Jessie Little Doe Baird, born 1963, is a citizen of the Mashpee Wampanoag nation, the people who met the Mayflower in 1620. She is a linguist and language revitalization advocate, a MacArthur Foundation “Genius Grant” recipient, seeking to revive the language of the Wampanoag people.
Rowen White, born 1979, is a member of the Akwesasne Mohawk community, with a passion for what is called “seed sovereignty” — the right of communities to control and protect their seeds. As author Adrienne Keene explains, it was while a student at Hampshire College that White “began to see seeds as relatives and connections to our ancestors.” Seed sovereignty is particularly important to Indigenous people because “many crops that Native people carefully cultivated and relied upon for centuries were lost or nearly lost during colonization, when settlers purposefully destroyed Indigenous food systems.”

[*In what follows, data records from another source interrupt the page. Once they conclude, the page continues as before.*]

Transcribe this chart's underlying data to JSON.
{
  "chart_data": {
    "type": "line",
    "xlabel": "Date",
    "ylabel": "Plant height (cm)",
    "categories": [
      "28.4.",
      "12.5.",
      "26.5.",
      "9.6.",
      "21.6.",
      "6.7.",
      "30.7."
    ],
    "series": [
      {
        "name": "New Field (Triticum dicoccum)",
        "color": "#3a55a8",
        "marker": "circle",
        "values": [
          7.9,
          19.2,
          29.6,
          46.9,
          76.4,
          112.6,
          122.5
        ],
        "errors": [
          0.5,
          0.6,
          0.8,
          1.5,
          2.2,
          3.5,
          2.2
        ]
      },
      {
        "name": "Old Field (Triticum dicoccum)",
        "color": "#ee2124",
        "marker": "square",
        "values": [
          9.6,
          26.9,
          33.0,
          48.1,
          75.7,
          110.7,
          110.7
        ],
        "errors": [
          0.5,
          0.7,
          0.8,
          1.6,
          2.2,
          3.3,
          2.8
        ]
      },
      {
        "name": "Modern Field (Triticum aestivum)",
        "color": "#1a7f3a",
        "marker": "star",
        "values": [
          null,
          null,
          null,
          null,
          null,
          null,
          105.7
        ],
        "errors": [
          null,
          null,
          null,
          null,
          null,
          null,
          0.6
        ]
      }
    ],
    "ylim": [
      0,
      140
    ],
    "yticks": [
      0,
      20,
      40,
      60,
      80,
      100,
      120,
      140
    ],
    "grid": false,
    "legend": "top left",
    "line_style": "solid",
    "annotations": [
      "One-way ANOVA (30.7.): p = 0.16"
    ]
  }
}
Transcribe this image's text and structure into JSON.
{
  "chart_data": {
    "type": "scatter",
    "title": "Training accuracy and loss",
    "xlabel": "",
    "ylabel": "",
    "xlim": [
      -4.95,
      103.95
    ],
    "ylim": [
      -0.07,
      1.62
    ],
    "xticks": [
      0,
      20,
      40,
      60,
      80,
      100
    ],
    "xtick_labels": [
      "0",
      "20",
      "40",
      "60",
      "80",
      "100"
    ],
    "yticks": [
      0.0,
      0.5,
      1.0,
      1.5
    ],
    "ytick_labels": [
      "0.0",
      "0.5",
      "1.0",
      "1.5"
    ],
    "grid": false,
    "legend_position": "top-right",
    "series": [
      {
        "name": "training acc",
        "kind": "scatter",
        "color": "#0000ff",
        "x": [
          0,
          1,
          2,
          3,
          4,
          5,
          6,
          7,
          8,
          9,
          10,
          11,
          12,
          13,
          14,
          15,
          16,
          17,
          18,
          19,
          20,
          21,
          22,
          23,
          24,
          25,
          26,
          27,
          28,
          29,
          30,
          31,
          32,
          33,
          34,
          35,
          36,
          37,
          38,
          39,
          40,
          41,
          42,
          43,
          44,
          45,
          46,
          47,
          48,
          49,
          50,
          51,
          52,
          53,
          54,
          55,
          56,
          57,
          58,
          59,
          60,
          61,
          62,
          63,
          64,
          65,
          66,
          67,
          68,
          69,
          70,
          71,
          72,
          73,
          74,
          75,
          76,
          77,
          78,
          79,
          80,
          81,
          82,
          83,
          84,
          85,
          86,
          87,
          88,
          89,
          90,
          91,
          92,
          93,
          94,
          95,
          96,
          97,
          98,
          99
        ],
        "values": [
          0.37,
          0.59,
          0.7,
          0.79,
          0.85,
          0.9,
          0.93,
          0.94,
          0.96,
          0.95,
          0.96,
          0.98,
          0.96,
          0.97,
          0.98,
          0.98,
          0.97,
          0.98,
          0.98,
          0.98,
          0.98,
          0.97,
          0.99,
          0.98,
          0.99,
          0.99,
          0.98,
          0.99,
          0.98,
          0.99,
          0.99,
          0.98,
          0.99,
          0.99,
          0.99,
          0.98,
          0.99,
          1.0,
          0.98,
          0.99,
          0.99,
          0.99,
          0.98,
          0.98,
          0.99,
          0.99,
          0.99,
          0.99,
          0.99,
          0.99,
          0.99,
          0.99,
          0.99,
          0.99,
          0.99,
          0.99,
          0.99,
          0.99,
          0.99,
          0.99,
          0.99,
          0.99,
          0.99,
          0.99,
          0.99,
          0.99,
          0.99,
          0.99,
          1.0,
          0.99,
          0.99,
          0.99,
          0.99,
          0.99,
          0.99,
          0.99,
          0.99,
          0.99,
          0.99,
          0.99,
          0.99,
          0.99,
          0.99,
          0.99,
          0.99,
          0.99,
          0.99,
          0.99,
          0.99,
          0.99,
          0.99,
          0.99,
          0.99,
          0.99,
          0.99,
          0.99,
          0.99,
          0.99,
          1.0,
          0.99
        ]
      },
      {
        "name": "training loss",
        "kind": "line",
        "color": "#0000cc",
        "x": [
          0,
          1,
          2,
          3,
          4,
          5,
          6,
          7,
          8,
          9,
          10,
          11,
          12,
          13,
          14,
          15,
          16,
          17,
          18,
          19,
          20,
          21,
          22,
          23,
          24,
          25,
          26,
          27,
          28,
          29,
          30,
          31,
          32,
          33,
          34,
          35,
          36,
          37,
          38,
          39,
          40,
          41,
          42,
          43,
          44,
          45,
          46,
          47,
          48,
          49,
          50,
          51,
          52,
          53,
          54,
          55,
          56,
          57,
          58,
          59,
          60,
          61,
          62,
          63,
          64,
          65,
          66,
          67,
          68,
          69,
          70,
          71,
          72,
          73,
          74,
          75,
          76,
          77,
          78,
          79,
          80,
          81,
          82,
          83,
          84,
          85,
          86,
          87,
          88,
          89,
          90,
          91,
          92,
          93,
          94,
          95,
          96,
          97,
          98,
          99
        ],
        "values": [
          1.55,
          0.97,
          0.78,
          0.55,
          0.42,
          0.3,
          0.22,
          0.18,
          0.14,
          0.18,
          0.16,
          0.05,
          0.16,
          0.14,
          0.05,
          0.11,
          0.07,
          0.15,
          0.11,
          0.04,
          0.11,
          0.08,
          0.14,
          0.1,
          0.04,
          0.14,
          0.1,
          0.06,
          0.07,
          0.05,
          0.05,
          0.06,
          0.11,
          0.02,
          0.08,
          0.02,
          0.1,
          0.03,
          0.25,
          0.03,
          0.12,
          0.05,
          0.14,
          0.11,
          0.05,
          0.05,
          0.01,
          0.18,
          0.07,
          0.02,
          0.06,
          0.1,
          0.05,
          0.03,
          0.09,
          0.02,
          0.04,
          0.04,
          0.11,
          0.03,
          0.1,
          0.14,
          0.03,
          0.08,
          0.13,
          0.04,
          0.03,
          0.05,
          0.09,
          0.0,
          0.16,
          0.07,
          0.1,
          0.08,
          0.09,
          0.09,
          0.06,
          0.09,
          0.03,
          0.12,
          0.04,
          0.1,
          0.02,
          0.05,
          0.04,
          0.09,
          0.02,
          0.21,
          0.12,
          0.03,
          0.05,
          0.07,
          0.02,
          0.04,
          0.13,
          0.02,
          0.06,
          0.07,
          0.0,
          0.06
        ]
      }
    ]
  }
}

These are simply the first two profiles. There are 48 more. Most are of living Indigenous people, the youngest born in 1992: Kyrie Irving, a famous NBA basketball player whose mother was Lakota, born on the Standing Rock Reservation, but was adopted out of the Indigenous community. She died when Irving was only four. Keene tells us, “In 2018, the tribe hosted a 'welcome home' ceremony for Kyrie and his older sister.”